Running the Game

This section has instruction for the GM on running the game.

Using Icon Relationships

For basic icon relationship rules, see Icon Relationships.

As a GM, use a PCs’ icon relationships three different ways: for starting a session, for in-game dramatic events, and for discovery and surprise.

Rolling Relationships at the Start of a Session

All players roll their PC’s icon relationship dice at the start of each session, and everybody sees the results. As usual, rolling a 6 with an icon die provides an unambiguous advantage. Rolling a 5 provides a similar advantage, but the benefit is balanced by complications and obligations that advance the story. By the end of the session, each 6 or 5 should contribute to the story somehow, either at the GM’s or player’s initiative.

The GM uses the results to think ahead about which icons come to the fore this session. Players use the results to start thinking about how their icon relationships might manifest in the story.

As GM, you bear most of the burden of improvising story elements based on the PCs’ icon relationship results. Your players may have great suggestions, but it’s on you to weave them together with the story elements and battles you have already prepared…or are planning to improvise on the spot.

Rolling New Story-guide Dice Mid-session

Story events and talents can create new icon relationships in the middle of play. Allow players to roll newly acquired icon dice right away as if they’d had them at the start of the session.

Icon Relationship Rolls as Dramatic Events

Players roll all of their relationship dice for a particular icon when their PCs are confronting that icon’s representatives, agents, or minions. The GM decides when an event-based roll is called for.

Story-guide rolls should occur most every session. Event-based rolls rise out of circumstances during play.

It’s never the player’s choice to roll icon relationship dice for dramatic events. When new circumstances and dramatic events force or suggest interactions or confrontations with forces or situations associated with a particular icon, the GM can call for an icon relationship roll as a shorthand guide to the dramatic results of the situation.

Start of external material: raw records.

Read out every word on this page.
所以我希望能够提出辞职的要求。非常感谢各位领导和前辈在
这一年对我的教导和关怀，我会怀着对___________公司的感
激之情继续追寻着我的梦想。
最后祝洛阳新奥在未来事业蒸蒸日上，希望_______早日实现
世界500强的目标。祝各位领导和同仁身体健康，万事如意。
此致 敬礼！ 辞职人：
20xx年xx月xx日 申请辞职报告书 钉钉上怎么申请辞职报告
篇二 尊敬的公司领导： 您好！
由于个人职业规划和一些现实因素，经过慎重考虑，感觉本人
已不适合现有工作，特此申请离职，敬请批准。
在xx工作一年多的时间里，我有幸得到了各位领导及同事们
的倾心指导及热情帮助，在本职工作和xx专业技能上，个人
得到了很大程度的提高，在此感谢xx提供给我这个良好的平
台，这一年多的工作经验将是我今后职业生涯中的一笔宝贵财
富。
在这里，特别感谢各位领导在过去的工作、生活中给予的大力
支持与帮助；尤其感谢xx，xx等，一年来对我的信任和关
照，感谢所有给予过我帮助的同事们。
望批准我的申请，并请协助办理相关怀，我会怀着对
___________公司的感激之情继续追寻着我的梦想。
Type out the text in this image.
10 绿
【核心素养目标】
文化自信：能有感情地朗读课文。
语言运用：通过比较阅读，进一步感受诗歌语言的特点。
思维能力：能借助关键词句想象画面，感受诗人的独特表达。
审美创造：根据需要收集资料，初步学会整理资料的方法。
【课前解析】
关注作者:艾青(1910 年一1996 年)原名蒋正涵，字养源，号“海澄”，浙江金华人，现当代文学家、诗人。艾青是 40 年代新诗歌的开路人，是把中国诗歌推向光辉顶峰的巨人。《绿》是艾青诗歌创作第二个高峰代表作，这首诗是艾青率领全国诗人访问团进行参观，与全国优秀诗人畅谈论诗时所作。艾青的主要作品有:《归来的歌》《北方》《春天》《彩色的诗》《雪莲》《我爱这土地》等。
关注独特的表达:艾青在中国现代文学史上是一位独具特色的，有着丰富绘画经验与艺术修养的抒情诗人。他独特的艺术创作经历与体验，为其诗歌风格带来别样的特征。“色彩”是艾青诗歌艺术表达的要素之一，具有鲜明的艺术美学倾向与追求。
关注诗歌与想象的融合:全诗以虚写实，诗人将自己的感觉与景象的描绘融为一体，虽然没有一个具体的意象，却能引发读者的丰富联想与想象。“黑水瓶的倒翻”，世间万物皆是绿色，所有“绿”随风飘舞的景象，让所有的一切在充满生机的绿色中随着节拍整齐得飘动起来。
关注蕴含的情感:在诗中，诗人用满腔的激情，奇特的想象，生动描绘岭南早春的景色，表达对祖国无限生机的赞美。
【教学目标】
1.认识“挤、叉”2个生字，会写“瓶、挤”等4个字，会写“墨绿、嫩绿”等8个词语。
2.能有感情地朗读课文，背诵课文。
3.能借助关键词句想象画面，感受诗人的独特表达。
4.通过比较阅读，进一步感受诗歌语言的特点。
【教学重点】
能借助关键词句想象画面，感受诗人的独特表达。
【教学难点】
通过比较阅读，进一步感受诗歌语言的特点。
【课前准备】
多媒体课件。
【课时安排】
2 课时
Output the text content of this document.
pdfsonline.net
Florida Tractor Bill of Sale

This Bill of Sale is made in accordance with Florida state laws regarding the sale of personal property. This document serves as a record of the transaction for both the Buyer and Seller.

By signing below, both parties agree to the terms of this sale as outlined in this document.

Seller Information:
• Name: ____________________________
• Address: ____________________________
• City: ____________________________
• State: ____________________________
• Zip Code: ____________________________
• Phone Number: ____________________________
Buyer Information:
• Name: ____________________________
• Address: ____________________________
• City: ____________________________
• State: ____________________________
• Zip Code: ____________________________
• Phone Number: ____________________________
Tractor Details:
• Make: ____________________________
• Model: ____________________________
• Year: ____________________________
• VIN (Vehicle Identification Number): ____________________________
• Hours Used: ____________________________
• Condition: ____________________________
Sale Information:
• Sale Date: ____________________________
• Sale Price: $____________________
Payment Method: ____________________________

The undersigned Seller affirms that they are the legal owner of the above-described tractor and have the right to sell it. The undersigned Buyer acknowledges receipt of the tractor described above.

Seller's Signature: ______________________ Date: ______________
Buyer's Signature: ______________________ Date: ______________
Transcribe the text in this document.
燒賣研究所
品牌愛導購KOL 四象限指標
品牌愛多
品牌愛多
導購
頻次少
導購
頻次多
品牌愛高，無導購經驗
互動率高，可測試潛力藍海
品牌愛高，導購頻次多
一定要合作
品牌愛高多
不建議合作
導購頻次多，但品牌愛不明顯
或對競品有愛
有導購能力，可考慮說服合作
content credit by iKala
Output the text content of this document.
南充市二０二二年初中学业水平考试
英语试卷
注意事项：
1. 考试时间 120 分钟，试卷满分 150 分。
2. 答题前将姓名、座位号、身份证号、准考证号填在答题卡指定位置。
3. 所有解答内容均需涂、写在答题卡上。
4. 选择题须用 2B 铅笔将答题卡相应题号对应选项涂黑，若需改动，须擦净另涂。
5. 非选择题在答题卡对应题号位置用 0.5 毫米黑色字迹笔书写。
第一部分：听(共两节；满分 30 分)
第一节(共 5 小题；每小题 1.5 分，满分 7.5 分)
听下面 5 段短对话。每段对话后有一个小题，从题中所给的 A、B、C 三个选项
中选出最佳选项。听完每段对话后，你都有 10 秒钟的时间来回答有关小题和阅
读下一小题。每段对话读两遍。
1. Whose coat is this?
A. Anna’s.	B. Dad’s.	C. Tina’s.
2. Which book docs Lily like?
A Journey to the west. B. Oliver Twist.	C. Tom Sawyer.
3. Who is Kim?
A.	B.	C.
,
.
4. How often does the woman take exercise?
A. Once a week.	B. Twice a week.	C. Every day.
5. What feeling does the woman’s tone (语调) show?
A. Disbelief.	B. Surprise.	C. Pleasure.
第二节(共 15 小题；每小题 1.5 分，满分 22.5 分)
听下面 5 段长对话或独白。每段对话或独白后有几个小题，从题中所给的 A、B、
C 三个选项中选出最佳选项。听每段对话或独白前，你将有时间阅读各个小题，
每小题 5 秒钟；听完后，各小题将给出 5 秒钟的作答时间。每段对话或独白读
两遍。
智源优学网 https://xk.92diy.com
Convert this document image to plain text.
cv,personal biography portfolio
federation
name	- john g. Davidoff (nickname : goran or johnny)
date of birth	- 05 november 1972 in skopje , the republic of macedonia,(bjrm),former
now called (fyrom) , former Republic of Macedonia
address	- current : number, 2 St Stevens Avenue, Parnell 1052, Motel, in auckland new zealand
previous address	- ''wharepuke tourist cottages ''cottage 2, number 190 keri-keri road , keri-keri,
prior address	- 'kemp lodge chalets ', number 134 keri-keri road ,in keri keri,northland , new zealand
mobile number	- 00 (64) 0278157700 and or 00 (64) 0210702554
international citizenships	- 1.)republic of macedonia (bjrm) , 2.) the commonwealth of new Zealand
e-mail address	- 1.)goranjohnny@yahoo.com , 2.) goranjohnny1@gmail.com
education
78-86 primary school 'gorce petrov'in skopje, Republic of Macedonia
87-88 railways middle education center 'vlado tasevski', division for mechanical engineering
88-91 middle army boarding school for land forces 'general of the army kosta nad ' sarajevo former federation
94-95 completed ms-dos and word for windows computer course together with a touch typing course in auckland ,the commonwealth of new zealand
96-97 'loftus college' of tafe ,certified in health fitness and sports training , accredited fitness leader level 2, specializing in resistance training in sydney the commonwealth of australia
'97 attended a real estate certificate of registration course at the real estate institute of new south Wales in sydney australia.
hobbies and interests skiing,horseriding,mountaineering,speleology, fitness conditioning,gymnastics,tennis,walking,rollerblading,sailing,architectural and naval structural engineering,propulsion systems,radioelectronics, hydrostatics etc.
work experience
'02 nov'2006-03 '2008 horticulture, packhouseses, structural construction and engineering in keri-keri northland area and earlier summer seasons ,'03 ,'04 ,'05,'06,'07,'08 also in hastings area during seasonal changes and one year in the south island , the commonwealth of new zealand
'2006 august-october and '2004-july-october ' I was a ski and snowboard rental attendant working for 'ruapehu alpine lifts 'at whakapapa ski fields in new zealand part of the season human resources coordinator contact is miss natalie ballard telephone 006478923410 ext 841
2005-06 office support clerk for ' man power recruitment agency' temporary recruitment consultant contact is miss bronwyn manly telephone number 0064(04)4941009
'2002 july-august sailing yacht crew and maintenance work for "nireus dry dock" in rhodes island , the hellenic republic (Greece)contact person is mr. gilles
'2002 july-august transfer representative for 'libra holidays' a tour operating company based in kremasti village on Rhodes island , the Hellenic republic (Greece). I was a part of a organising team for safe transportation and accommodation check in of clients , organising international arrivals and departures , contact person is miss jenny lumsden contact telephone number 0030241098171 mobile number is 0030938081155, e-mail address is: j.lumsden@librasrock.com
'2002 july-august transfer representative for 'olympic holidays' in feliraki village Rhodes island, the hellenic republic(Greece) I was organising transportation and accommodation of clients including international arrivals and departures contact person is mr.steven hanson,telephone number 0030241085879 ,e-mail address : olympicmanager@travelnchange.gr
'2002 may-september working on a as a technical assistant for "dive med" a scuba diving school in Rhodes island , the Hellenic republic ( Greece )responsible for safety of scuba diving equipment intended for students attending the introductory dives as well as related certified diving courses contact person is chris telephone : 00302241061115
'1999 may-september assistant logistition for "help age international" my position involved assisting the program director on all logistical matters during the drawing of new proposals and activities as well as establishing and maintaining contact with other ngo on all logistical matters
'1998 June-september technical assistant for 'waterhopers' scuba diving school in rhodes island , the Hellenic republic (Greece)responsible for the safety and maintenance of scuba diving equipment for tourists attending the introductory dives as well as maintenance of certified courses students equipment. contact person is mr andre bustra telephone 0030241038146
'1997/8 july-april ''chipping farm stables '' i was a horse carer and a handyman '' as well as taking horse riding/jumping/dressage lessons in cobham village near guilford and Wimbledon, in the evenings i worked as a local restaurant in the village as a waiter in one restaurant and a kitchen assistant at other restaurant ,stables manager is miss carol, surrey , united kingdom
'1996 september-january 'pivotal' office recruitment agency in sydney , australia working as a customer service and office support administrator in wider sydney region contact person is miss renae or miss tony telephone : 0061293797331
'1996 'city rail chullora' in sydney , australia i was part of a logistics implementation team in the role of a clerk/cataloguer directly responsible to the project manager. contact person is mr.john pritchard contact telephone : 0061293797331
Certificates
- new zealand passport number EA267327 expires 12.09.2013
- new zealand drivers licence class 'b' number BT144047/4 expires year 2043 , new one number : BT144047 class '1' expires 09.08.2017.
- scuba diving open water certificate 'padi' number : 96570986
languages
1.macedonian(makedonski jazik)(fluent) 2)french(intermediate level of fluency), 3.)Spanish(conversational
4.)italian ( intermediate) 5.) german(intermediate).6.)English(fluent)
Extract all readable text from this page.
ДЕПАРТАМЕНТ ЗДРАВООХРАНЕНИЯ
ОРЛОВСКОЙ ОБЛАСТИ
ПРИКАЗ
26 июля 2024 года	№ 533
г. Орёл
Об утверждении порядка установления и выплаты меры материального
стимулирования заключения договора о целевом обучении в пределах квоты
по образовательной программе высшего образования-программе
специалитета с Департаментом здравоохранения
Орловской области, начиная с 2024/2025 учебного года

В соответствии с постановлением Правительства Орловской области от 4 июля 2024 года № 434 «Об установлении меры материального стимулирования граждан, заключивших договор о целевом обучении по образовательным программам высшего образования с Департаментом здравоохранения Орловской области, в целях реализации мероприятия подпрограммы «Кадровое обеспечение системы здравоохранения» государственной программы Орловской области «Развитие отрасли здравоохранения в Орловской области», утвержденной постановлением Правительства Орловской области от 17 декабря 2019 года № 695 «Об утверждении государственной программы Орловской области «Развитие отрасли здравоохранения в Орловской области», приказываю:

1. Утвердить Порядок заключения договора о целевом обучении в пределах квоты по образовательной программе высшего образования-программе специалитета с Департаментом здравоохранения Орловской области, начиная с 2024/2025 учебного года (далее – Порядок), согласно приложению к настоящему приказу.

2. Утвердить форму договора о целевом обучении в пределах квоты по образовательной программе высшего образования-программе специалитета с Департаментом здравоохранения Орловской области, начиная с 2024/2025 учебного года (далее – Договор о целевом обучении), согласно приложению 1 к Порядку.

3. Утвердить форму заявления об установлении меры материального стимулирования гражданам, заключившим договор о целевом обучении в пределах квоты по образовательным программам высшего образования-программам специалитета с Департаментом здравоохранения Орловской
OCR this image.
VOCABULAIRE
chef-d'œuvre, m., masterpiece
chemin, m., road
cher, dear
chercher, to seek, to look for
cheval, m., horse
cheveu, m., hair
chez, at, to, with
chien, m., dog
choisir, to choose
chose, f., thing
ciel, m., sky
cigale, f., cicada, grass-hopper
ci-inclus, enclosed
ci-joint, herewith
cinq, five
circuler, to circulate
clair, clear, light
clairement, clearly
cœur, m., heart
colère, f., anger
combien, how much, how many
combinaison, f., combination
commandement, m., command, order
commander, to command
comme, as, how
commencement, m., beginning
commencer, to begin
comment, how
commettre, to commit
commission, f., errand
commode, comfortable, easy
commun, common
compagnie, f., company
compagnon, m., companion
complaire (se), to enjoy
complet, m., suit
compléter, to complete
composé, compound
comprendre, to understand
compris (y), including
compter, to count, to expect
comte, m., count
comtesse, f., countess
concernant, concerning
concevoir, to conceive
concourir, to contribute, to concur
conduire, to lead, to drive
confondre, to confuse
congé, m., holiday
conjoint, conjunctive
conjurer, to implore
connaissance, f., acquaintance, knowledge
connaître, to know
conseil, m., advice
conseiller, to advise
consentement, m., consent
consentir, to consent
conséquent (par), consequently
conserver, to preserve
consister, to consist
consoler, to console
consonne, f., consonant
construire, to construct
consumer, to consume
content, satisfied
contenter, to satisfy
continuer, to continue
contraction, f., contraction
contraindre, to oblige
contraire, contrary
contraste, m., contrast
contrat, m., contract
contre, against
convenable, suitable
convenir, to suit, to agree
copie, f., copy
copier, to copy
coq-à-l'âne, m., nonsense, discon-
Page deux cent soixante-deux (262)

Rolling a 5 with Icon Events

Getting a 5 on an icon relationship check moves the story forward, just like a 6 does, but it also generates a complication. A 5 means both good and bad results. The negative result might be secret, it might be delayed, and it might be nothing more than a promise until you figure out what it really means.

Discovery & Surprise

At the GM’s option, players may roll icon relationship dice to find out which icons are involved in a plot element, if any. When the characters have slalomed onto paths and adventures you did not anticipate, icon relationship rolls can serve as an idea generator with mechanics that everyone already understands.

Discovery dice aren’t interpreted as positively as other icon relationship rolls. You’re using the icon dice more to determine whether an icon has a stake in what’s involved, not necessarily whether the situation is going to work to a PC’s advantage.

You’ll probably use this style of roll most often when the characters have gone off your map, chasing enemies you hadn’t anticipated, seeking treasures you referred to earlier without having a clear idea about, and taking forest paths you hadn’t been aware existed. GMs who enjoy being surprised by new developments may opt for discovery rolls before improvising the consequences of the PCs’ unexpected steps.

Using icon relationship rolls from one or more characters keeps the new developments relevant to the players and possibly relevant to the overarching plot.